Entscheidung zum Breitband-Ausbau

08.04.16 10:45

Bundesnetzagentur erlaubt Telekom den Vectoring-Ausbau

Von Ariane Mohl

Die Telekom darf ihre alten Kupferkabel mit Vectoring beschleunigen. Das hat die Bundesnetzagentur entschieden. Die Konkurrenten des Bonner Unternehmens warnen vor einer Re-Monopolisierung im hart umkämpften Markt.

Die Bundesnetzagentur hat den Vectoring-II-Antrag der Telekom abgesegnet.

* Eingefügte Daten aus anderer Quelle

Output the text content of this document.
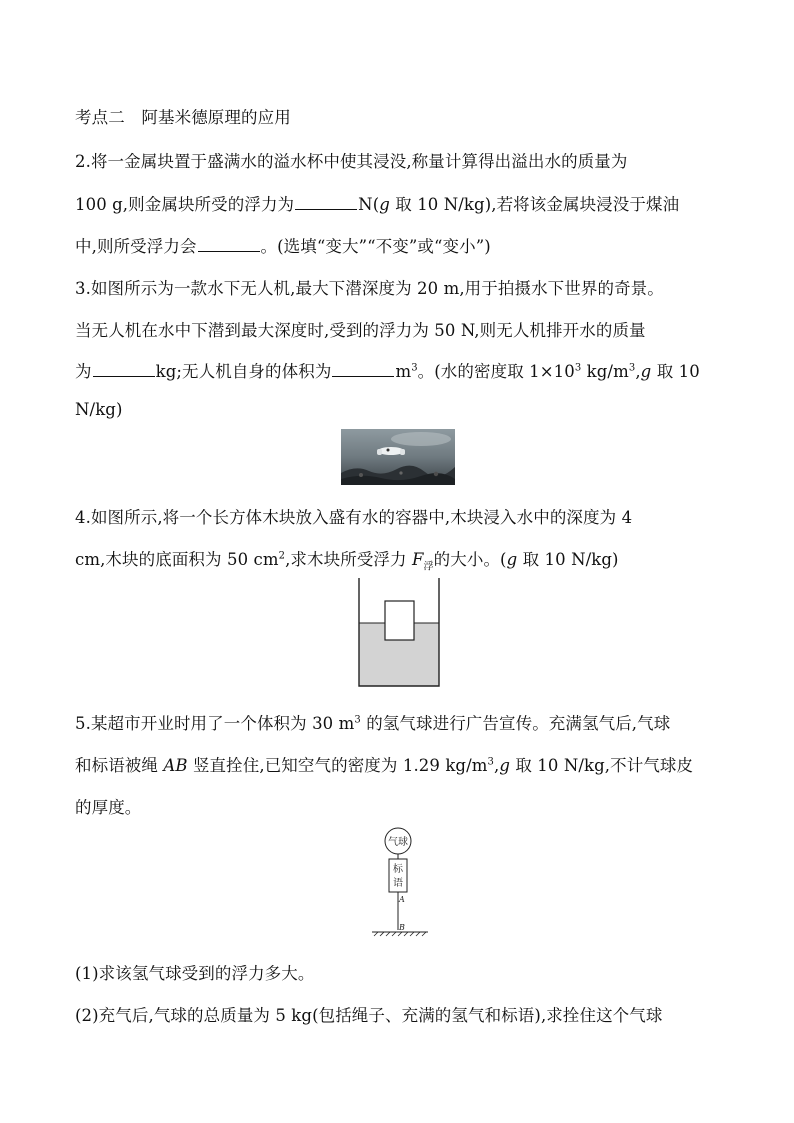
考点二　阿基米德原理的应用
2.将一金属块置于盛满水的溢水杯中使其浸没,称量计算得出溢出水的质量为
100 g,则金属块所受的浮力为	N(g 取 10 N/kg),若将该金属块浸没于煤油
中,则所受浮力会	。(选填“变大”“不变”或“变小”)
3.如图所示为一款水下无人机,最大下潜深度为 20 m,用于拍摄水下世界的奇景。
当无人机在水中下潜到最大深度时,受到的浮力为 50 N,则无人机排开水的质量
为	kg;无人机自身的体积为	$m^3$。(水的密度取 $1\times 10^3$ $kg/m^3,g$ 取 10
N/kg)
4.如图所示,将一个长方体木块放入盛有水的容器中,木块浸入水中的深度为 4
cm,木块的底面积为 50 $cm^2$,求木块所受浮力 $F_浮$的大小。(g 取 10 N/kg)
5.某超市开业时用了一个体积为 30 $m^3$ 的氢气球进行广告宣传。充满氢气后,气球
和标语被绳 AB 竖直拴住,已知空气的密度为 1.29 $kg/m^3,g$ 取 10 N/kg,不计气球皮
的厚度。
气球
标
语
A
B
(1)求该氢气球受到的浮力多大。
(2)充气后,气球的总质量为 5 kg(包括绳子、充满的氢气和标语),求拴住这个气球
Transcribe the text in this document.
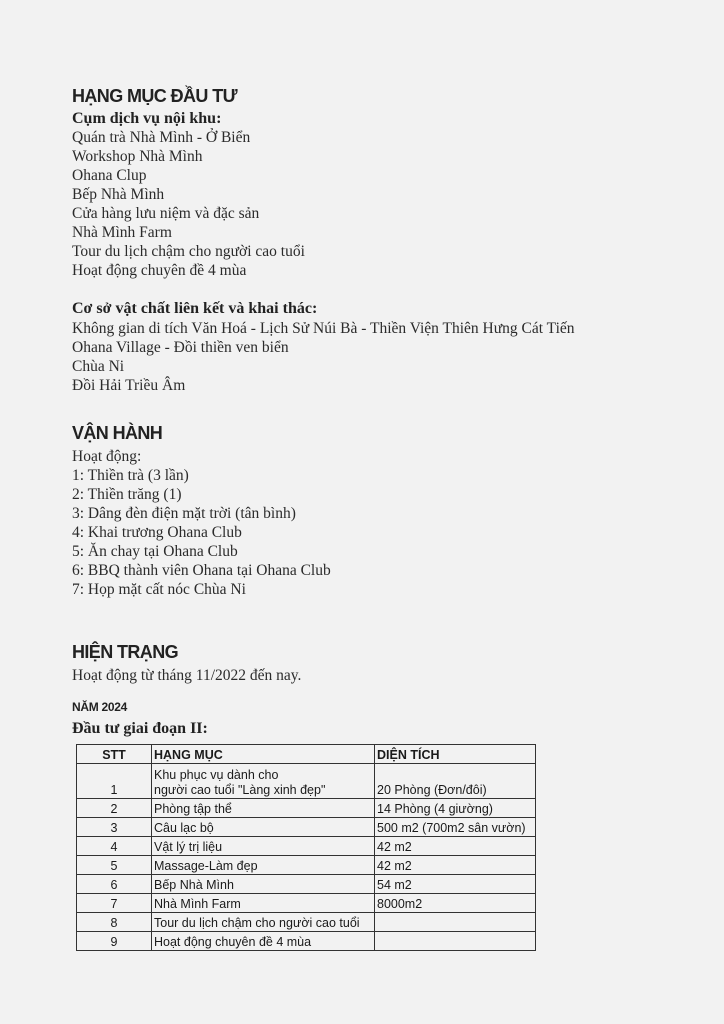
HẠNG MỤC ĐẦU TƯ
Cụm dịch vụ nội khu:
Quán trà Nhà Mình - Ở Biển
Workshop Nhà Mình
Ohana Clup
Bếp Nhà Mình
Cửa hàng lưu niệm và đặc sản
Nhà Mình Farm
Tour du lịch chậm cho người cao tuổi
Hoạt động chuyên đề 4 mùa
Cơ sở vật chất liên kết và khai thác:
Không gian di tích Văn Hoá - Lịch Sử Núi Bà - Thiền Viện Thiên Hưng Cát Tiến
Ohana Village - Đồi thiền ven biển
Chùa Ni
Đồi Hải Triều Âm
VẬN HÀNH
Hoạt động:
1: Thiền trà (3 lần)
2: Thiền trăng (1)
3: Dâng đèn điện mặt trời (tân bình)
4: Khai trương Ohana Club
5: Ăn chay tại Ohana Club
6: BBQ thành viên Ohana tại Ohana Club
7: Họp mặt cất nóc Chùa Ni
HIỆN TRẠNG
Hoạt động từ tháng 11/2022 đến nay.
NĂM 2024
Đầu tư giai đoạn II:
STT	HẠNG MỤC	DIỆN TÍCH
1	Khu phục vụ dành cho
người cao tuổi "Làng xinh đẹp"	20 Phòng (Đơn/đôi)
2	Phòng tập thể	14 Phòng (4 giường)
3	Câu lạc bộ	500 m2 (700m2 sân vườn)
4	Vật lý trị liệu	42 m2
5	Massage-Làm đẹp	42 m2
6	Bếp Nhà Mình	54 m2
7	Nhà Mình Farm	8000m2
8	Tour du lịch chậm cho người cao tuổi	
9	Hoạt động chuyên đề 4 mùa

Damit steht fest, dass der Bonner Telekommunikationsriese seine alten Kupfernetze ertüchtigen darf, um höhere Datengeschwindigkeiten zu erzielen.

 

Es handelt sich um eine der wichtigsten und zugleich umstrittensten Regulierungsentscheidungen der letzten Jahre. Die Bundesnetzagentur sei zum Schluss gekommen, dass die Internet-Pläne der Telekom geeignet seien, die Breitbandversorgung in Deutschland zu verbessern, begründet Behördenchef Jochen Homann die Entscheidung. 1,42 Millionen Haushalte würden vom Vectoring-Ausbau profitieren und künftig mit sehr viel höheren Geschwindigkeiten auf den Datenautobahnen surfen können.

 

Mit Blick auf die Wettbewerber der Telekom, die seit Monaten Sturm gegen die Pläne des ehemaligen Staatskonzerns laufen, wies Homann darauf hin, dass die Bundesnetzagentur einige ihrer Bedenken berücksichtigt habe. So sehe der überarbeitete Entwurf nun Sanktionen vor, wenn die Telekom ihre Ausbauversprechen nicht einhalte. Außerdem habe man das von der Telekom ursprünglich beantragte exklusive Ausbaurecht für den Nahbereich um die knapp 8.000 Hauptverteiler in Deutschland zugunsten der Konkurrenten eingeschränkt.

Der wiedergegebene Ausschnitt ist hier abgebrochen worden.